Description
The poems in The Breathing Place, Calvin Bedient’s fifth collection of poetry, take in and move through three areas of consideration. Focusing first on the turmoil of an imperfect world before turning to raging social concerns, the poems finally come to find a refreshed sense of hope, offering spaces to pause and breathe in the world around us.
First the poet addresses “the limits of the containing air,” the atmosphere of a world that moves along a journey ever-farther from whatever Eden it began in. He walks us through the fear and bewilderment, the dips and bumps, the guilt of gazing and desire along a path pointed away from paradise. These poems take in the deep—even if unadmitted—resentment at having to live and breathe in an uninviting world, amid scorched earth, and in a human body that feels the burning of precariousness, anxiety, and grief. The second space calls us to breathe in the now, bringing attention to a troubled world where the atmosphere is filled with strongmen hungry for rivalry, with the stink of age-old inequalities, and where looming climate emergency and nuclear war hover over the waters. The poet finally leads us to green nature, to a space of freshness that somehow survives under threat. Here is the living flow of the senses, the wonders of art, and a renewed feeling of sublimity that thrills from earth to the heavens.

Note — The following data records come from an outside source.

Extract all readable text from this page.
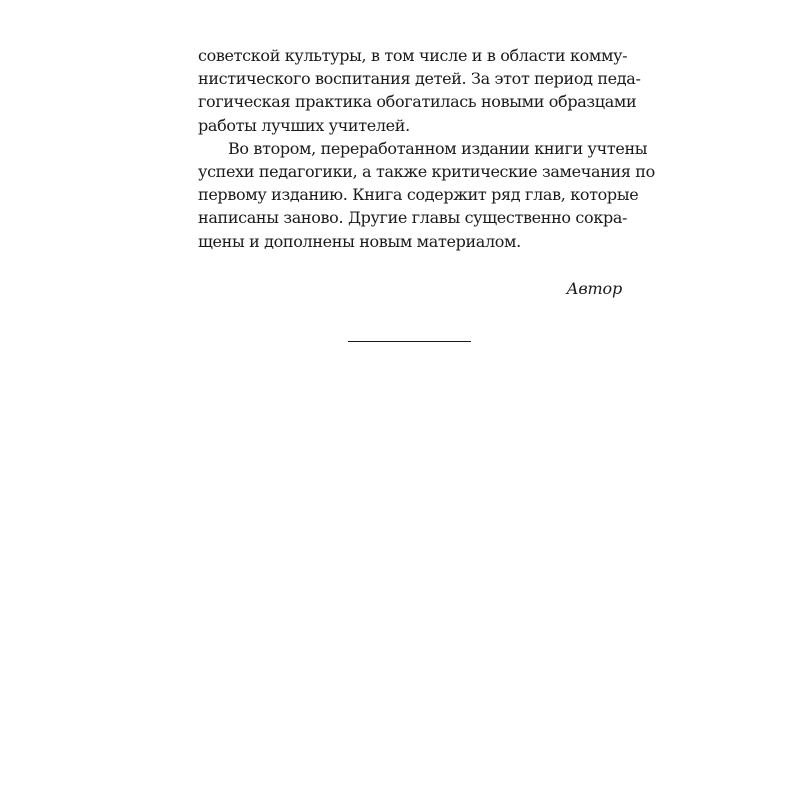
советской культуры, в том числе и в области комму-
нистического воспитания детей. За этот период педа-
гогическая практика обогатилась новыми образцами
работы лучших учителей.
Во втором, переработанном издании книги учтены
успехи педагогики, а также критические замечания по
первому изданию. Книга содержит ряд глав, которые
написаны заново. Другие главы существенно сокра-
щены и дополнены новым материалом.
Автор
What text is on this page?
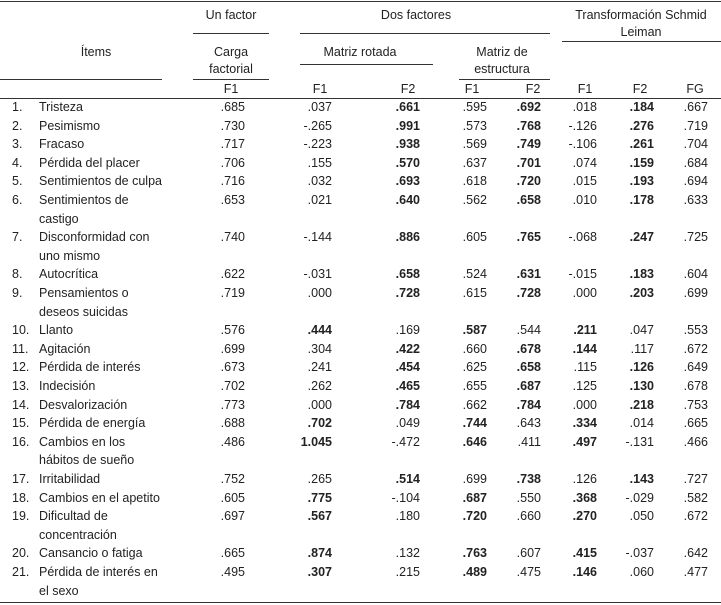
Un factor	Dos factores	Transformación Schmid
Leiman
Ítems	Carga
factorial
Matriz rotada	Matriz de
estructura
F1	F1	F2	F1	F2	F1	F2	FG
1. Tristeza	.685	.037	.661	.595 .692	.018	.184 .667
2. Pesimismo	.730	-.265	.991	.573 .768 -.126	.276 .719
3. Fracaso	.717	-.223	.938	.569 .749 -.106	.261 .704
4. Pérdida del placer	.706	.155	.570	.637 .701	.074	.159 .684
5. Sentimientos de culpa	.716	.032	.693	.618 .720	.015	.193 .694
6. Sentimientos de
castigo
.653	.021	.640	.562 .658	.010	.178 .633
7. Disconformidad con
uno mismo
.740	-.144	.886	.605 .765 -.068	.247 .725
8. Autocrítica	.622	-.031	.658	.524 .631 -.015	.183 .604
9. Pensamientos o
deseos suicidas
.719	.000	.728	.615 .728	.000	.203 .699
10. Llanto	.576	.444	.169	.587 .544	.211	.047 .553
11. Agitación	.699	.304	.422	.660 .678	.144	.117 .672
12. Pérdida de interés	.673	.241	.454	.625 .658	.115	.126 .649
13. Indecisión	.702	.262	.465	.655 .687	.125	.130 .678
14. Desvalorización	.773	.000	.784	.662 .784	.000	.218 .753
15. Pérdida de energía	.688	.702	.049	.744 .643	.334	.014 .665
16. Cambios en los
hábitos de sueño
.486	1.045	-.472	.646 .411	.497 -.131 .466
17. Irritabilidad	.752	.265	.514	.699 .738	.126	.143 .727
18. Cambios en el apetito	.605	.775	-.104	.687 .550	.368 -.029 .582
19. Dificultad de
concentración
.697	.567	.180	.720 .660	.270	.050 .672
20. Cansancio o fatiga	.665	.874	.132	.763 .607	.415 -.037 .642
21. Pérdida de interés en
el sexo
.495	.307	.215	.489 .475	.146	.060 .477
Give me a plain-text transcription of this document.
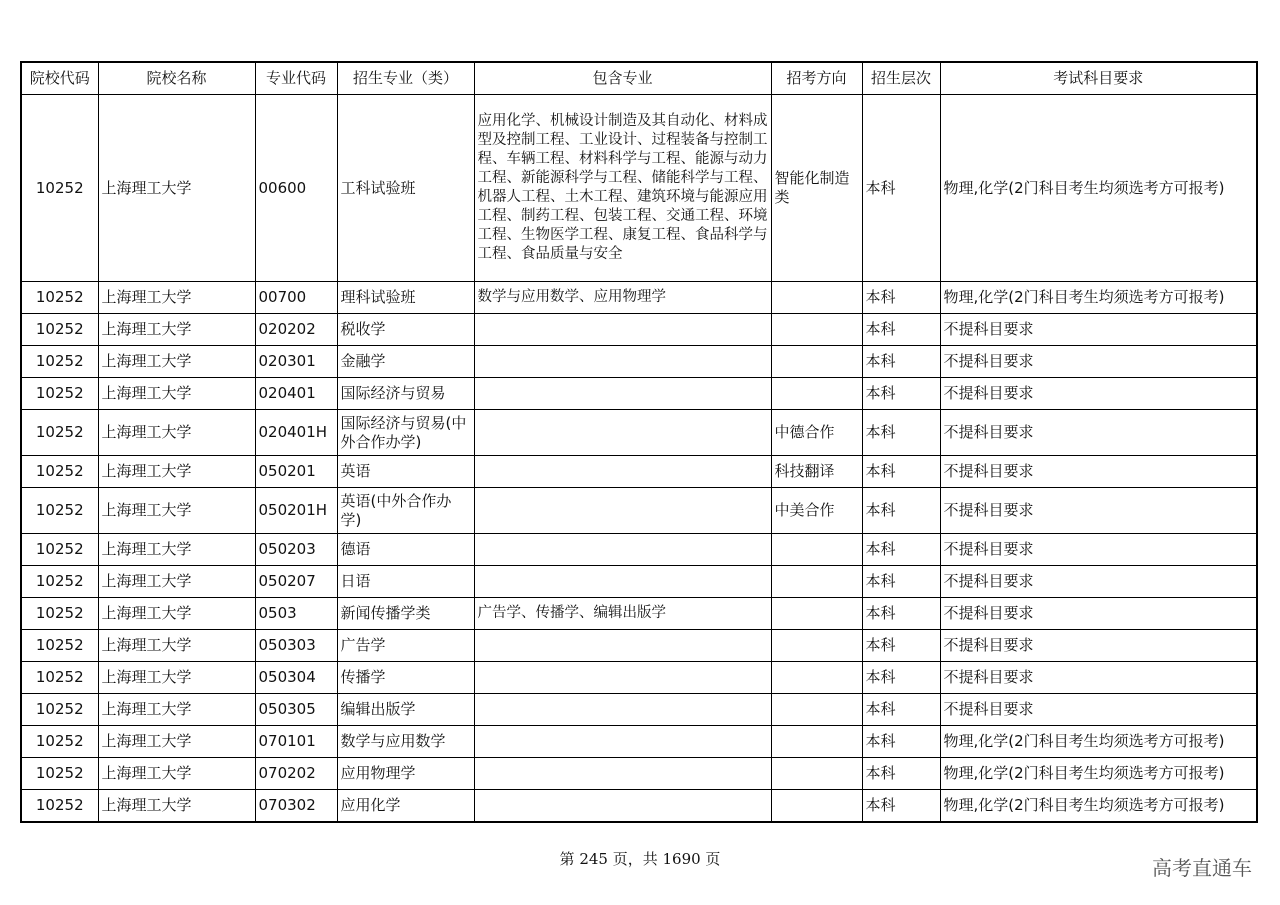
院校代码	院校名称	专业代码	招生专业（类）	包含专业	招考方向	招生层次	考试科目要求
10252	上海理工大学	00600	工科试验班	应用化学、机械设计制造及其自动化、材料成型及控制工程、工业设计、过程装备与控制工程、车辆工程、材料科学与工程、能源与动力工程、新能源科学与工程、储能科学与工程、机器人工程、土木工程、建筑环境与能源应用工程、制药工程、包装工程、交通工程、环境工程、生物医学工程、康复工程、食品科学与工程、食品质量与安全	智能化制造类	本科	物理,化学(2门科目考生均须选考方可报考)
10252	上海理工大学	00700	理科试验班	数学与应用数学、应用物理学		本科	物理,化学(2门科目考生均须选考方可报考)
10252	上海理工大学	020202	税收学			本科	不提科目要求
10252	上海理工大学	020301	金融学			本科	不提科目要求
10252	上海理工大学	020401	国际经济与贸易			本科	不提科目要求
10252	上海理工大学	020401H	国际经济与贸易(中外合作办学)		中德合作	本科	不提科目要求
10252	上海理工大学	050201	英语		科技翻译	本科	不提科目要求
10252	上海理工大学	050201H	英语(中外合作办学)		中美合作	本科	不提科目要求
10252	上海理工大学	050203	德语			本科	不提科目要求
10252	上海理工大学	050207	日语			本科	不提科目要求
10252	上海理工大学	0503	新闻传播学类	广告学、传播学、编辑出版学		本科	不提科目要求
10252	上海理工大学	050303	广告学			本科	不提科目要求
10252	上海理工大学	050304	传播学			本科	不提科目要求
10252	上海理工大学	050305	编辑出版学			本科	不提科目要求
10252	上海理工大学	070101	数学与应用数学			本科	物理,化学(2门科目考生均须选考方可报考)
10252	上海理工大学	070202	应用物理学			本科	物理,化学(2门科目考生均须选考方可报考)
10252	上海理工大学	070302	应用化学			本科	物理,化学(2门科目考生均须选考方可报考)
第 245 页，共 1690 页	高考直通车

Veteran poet Bedient has been with us for awhile—”The Era,” Part 2 of his in-your-face new collection, mentions Bobby Kennedy and the Cuban revolution—but, refreshingly, this work is neither autumnal nor Baby Boomer nostalgic. Bedient is one angry man, unrelenting when faced with life’s harsh realities, its “system of hesitations and horrors.” Though he cites battlegrounds from Vietnam to Syria, what troubles here is not just humanmade: “Galaxies formed to flash goodbye we die in every direction.” But while “Canoeing a Worn River,” he’s not sailing toward sunset, instead advising “Engage;// Lower your oars for the recommencing./ Tease, deny, the restrictions only art can alter.”